Helgason: It blows my mind every year. The quality, the polish goes up so dramatically. Just in our world, which is a sort of annex to the whole mobile industry—we have awards every year for the best games in our ecosystem. At some point I said, “Every game that was nominated this year would have won every award last year.”

That’s how I feel about the whole industry, or at least the mobile ecosystem. It’s going up at a staggering rate. The devices get more powerful. Developers get smarter. The ecosystem gets bigger so they can afford to invest more. The tools get better. People get great at making games for mobile. Three years ago, nobody had more than a couple of years’ experience in mobile. Now a lot of people have five-plus years. There are many sharply inclining lines layered on top of each other.

GamesBeat: Knowing what you guys know about the game business and gamemakers, what sort of visibility is most interesting to you, that you get from this? What’s the direction of the game industry right now? What kind of analytics information do you absorb that you can direct people with?

Helgason: It’s just in the biggest lines, in that—We see everything working. We see two-person teams building fantastic games and making enough money that they can pay the bills for several years, which enables them to build wonderful studios. We see every type of thing working, and of course also not working.

The possibilities are so wild. The industry, or at least the press, can be a bit myopically focused on one company making $1 billion. There’s a lot of people making $1 million to $5 million, which is incredible, if you’ve invested only a couple hundred thousand. We see that everywhere. The main thing is just the continuing explosion of opportunity. That’s the top line for us.

You may have heard me say this before, but if you go back 15 years, if you had a product you wanted to show the world of any kind, the biggest way to take that to the market would be prime time U.S. television. You might get noticed by 100 million people if you spent a lot of money. Now you can take a quality offering to a few app stores and marketplaces and reach more than 2 billion people. In five years that’ll be 4 billion people. It’s 40 times larger in the space in 20 years. It’s liquid. There’s no particular friction in it except the competition with others, which is significant. But we keep seeing amazing things get a lot of traction. To be part of the industry in this time is mind-blowing.

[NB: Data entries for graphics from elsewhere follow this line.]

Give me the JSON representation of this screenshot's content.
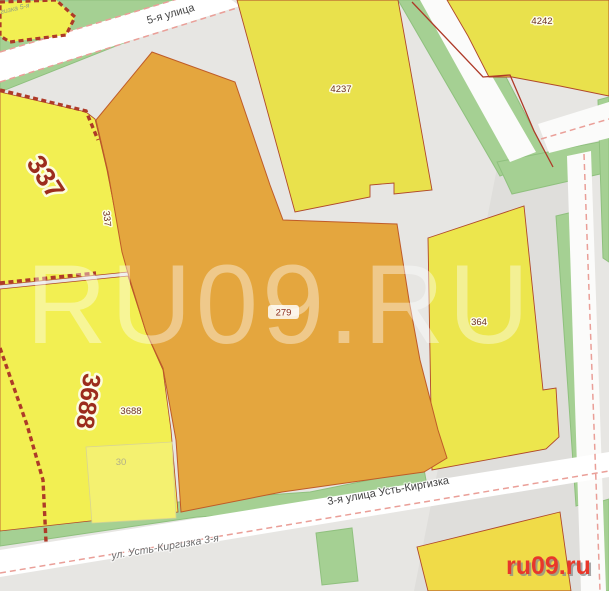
{
  "watermark": {
    "text": "RU09.RU"
  },
  "logo": {
    "text": "ru09.ru"
  },
  "streets": {
    "fifth_street": "5-я улица",
    "third_street_ust_kirgizka": "3-я улица Усть-Киргизка",
    "ust_kirgizka_3rd": "ул. Усть-Киргизка 3-я",
    "kirgizka_5th_partial": "гизка 5-я"
  },
  "parcels": {
    "selected_279": {
      "number": "279"
    },
    "block_337": {
      "number_large": "337",
      "number_small": "337"
    },
    "block_3688": {
      "number_large": "3688",
      "number_small": "3688"
    },
    "block_4237": {
      "number": "4237"
    },
    "block_4242": {
      "number": "4242"
    },
    "block_364": {
      "number": "364"
    },
    "building_30": {
      "number": "30"
    }
  },
  "colors": {
    "parcel_yellow": "#f2ef52",
    "parcel_yellow_muted": "#e9e14c",
    "parcel_yellow_gold": "#f0db48",
    "selected_orange": "#e4a63e",
    "boundary_red": "#ae3a28",
    "vegetation_green": "#a5d093",
    "road_gray": "#e7e6e3",
    "road_white": "#ffffff",
    "road_edge_pink": "#ea9f98",
    "watermark_white": "rgba(255,255,255,0.40)",
    "logo_red": "#e8372b"
  }
}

GamesBeat: It’s interesting to see user-generated content grow like crazy. I wonder, is there an opportunity for you guys in that space? Right now, you’re mainly helping professional developers. There are also players who want to create for these games.

Helgason: There some really amazing games that solicit user-generated content. Stair Dismount had that on Steam. We’ve not seen a lot of user-generated content on mobile, because the tools to create are still kind of wonky there. But people will figure it out. With the traction user-generated content has on other platforms, it’s impossible that nobody’s going to be successful with that in the next few years.

Our main job sometimes, especially with development features, is just to get out of the way and make it possible for developers to do. It’s possible and it’s easy, so we’re just not in the way. It’s going to be exciting when that happens.